Du côté de Gadagne, le parcours présentant la façon dont Lyon a traversé le Siècle des Lumières ("Lyon au 18e, un siècle surprenant"), par ailleurs émaillé d'une petite dizaine d'installations ludiques, est assorti dans les jours qui viennent d'un atelier de fabrication d'horloge pour les 9/12 ans (les 26 et 27) et d'une session de peinture sur faïence (le 2 janvier) et d'un mini-café philo pour les 7/12 ans (le 3).

Un peu de sérieux

Tout cela est bel et bon, mais attention, prévient Marie-Anne Privat-Savigny : «Ce n'est pas la cour de récréation. Il ne s'agit pas pour nous d'occuper les enfants pendant que les parents visitent.
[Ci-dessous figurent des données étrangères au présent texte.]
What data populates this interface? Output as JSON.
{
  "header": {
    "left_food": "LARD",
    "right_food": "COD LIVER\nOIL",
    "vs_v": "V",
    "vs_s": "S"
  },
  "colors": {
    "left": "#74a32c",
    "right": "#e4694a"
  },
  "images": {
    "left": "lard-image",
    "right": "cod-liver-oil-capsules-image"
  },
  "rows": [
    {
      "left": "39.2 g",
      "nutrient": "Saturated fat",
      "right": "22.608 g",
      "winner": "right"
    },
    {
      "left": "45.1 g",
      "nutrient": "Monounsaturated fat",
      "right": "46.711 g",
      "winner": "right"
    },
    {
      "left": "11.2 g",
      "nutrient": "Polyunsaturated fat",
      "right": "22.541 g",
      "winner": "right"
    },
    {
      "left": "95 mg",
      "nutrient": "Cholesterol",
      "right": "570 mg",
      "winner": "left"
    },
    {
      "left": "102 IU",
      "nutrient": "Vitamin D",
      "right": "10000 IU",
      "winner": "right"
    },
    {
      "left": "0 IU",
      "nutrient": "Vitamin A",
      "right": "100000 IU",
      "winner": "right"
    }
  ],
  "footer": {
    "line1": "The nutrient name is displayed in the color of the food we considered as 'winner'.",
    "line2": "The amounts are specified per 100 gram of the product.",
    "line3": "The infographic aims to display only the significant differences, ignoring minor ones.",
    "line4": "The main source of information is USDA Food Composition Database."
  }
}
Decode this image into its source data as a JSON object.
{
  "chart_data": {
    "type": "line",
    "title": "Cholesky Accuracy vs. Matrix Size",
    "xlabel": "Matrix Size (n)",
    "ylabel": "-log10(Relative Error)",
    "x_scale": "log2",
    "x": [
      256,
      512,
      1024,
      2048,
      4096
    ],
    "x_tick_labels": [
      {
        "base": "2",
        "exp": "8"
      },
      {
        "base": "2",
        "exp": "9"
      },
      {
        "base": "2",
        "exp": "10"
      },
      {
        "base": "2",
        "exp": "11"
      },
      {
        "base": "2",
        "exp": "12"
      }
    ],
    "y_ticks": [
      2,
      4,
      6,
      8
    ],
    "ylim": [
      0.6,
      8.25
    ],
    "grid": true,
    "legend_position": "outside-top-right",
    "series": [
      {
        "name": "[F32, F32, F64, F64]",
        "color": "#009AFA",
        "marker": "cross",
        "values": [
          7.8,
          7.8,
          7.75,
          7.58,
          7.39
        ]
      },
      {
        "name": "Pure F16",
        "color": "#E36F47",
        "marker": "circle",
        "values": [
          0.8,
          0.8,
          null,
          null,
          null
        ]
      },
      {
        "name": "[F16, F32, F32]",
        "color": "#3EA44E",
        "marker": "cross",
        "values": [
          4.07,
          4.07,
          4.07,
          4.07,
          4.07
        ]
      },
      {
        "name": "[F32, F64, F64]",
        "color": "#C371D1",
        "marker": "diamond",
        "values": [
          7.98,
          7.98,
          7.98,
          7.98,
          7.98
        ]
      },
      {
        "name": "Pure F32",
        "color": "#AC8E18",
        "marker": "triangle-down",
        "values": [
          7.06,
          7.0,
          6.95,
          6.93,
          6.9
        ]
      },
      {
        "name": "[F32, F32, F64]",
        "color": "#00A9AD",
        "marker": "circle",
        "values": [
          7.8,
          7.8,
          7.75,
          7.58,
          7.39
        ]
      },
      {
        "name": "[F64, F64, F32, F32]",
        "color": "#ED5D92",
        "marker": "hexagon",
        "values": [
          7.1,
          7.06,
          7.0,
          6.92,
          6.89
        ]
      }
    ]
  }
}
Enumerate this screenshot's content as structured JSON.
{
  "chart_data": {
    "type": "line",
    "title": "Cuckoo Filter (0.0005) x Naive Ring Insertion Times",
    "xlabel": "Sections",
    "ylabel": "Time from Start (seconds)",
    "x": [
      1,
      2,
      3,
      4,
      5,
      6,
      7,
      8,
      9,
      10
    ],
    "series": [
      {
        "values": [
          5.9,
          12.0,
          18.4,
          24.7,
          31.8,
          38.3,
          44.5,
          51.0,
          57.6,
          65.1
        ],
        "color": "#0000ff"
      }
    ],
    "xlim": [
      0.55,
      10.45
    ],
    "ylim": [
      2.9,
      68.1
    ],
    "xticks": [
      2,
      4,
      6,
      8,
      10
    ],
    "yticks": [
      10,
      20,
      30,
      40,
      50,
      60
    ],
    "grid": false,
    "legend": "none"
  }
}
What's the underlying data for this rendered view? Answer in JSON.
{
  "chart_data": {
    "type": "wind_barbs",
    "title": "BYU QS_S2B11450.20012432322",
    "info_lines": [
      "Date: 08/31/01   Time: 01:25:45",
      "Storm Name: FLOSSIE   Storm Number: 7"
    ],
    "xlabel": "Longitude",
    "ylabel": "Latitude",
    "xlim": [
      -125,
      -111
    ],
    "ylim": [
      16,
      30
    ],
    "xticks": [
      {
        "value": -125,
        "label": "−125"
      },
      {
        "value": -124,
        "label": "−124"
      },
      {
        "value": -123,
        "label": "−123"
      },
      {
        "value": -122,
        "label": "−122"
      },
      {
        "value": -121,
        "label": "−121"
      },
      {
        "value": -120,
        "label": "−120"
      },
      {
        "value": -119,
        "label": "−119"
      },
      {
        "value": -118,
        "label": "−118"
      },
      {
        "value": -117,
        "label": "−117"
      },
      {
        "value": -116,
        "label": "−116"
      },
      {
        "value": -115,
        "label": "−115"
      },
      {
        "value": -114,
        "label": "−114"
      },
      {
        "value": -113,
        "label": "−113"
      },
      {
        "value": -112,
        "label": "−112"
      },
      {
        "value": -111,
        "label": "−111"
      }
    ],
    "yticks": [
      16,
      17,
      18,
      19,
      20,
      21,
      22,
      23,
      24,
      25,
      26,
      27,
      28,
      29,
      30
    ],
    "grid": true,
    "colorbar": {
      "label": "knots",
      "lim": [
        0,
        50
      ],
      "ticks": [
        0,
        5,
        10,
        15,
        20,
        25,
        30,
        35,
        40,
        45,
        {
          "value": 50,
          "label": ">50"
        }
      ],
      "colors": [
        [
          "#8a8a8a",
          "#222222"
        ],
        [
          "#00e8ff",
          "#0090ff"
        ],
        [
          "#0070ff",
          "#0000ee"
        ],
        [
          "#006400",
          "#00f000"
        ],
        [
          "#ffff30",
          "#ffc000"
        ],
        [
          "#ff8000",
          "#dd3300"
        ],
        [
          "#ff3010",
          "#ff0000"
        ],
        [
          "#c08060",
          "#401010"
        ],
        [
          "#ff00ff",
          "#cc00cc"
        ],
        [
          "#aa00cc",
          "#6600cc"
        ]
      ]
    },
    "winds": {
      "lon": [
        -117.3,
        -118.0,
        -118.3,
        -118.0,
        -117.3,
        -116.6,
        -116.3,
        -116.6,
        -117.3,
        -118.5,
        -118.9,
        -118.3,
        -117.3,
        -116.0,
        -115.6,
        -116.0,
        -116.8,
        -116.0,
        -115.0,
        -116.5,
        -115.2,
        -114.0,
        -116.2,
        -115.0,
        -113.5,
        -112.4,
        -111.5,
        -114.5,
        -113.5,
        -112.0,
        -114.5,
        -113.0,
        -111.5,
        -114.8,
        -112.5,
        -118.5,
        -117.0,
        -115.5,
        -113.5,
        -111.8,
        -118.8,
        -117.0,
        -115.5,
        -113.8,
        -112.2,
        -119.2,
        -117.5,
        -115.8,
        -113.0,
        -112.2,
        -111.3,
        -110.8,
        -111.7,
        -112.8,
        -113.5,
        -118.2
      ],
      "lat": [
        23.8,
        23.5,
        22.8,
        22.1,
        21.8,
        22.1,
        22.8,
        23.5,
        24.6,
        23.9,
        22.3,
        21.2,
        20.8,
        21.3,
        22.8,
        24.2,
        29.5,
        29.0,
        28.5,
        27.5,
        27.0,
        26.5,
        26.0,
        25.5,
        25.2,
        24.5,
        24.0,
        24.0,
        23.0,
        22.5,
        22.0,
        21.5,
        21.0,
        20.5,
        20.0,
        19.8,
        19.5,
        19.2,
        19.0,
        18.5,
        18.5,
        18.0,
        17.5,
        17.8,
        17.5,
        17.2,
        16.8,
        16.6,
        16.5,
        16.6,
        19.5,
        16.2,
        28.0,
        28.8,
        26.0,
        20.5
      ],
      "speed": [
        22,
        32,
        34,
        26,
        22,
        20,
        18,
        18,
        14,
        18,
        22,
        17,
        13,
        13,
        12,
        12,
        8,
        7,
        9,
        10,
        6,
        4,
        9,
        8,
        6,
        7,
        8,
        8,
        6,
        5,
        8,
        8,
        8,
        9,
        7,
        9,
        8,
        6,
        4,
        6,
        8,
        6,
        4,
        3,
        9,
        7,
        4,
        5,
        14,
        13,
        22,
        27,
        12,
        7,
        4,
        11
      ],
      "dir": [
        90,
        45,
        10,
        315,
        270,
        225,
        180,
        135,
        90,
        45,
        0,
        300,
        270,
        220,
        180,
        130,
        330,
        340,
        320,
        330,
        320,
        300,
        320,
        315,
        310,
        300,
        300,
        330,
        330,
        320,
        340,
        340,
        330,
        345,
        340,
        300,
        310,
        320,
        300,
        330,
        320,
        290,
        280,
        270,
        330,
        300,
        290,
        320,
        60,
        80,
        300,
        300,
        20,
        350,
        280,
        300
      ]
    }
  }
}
On s'amuse, certes, mais toujours en lien avec le propos présenté». A cet effet, quand il ne s'en remet pas à ses propres médiateurs, Gadagne fait appel à des intervenants triés sur le volet en fonction de leur expérience pédagogique, à l'image des membres de l'association de vulgarisation scientifique Ebulliscience, qui animeront l'atelier horloger sus-mentionné à l'aune des découvertes faites à l'époque en matière de démultiplication des forces et de transmission des mouvements.

Un souci de rigueur qui se retrouve à l'Imprimerie, avec ses calligraphes, typographes et autres illustrateurs professionnels, et au MAC, où l'on cherche à faire comprendre «la façon dont travaille un artiste, sa démarche plus que sa technique». Dans le cadre de l'exposition "Cage's Satie", l'artiste Thomas Léon, dont le travail interroge l'usage des nouvelles technologies, aidera ainsi sur trois séances (les 26, 27 et 28 décembre) un groupe de 11/14 ans à réaliser un dispositif sonore inspiré de 4′33", partition silencieuse faisant la part belle aux bruits d'ambiance.

Quant aux 7/10 ans, ils pourront le 29 marcher sur les traces de l'avant-gardiste Georges Brecht en confectionnant un jeu de cartes à contraintes qui leur servira autant à appréhender l'exposition sous un angle atypique qu'à ré-enchanter leur quotidien. Sachant que ces actions et toutes celles listées précédemment sont tarifées entre trois et douze euros, soit au maximum un dixième de la redevance audiovisuelle donnant droit à la fameuse rediff de La Caverne de la rose d'or, on peut vous le confirmer : c'est Noël.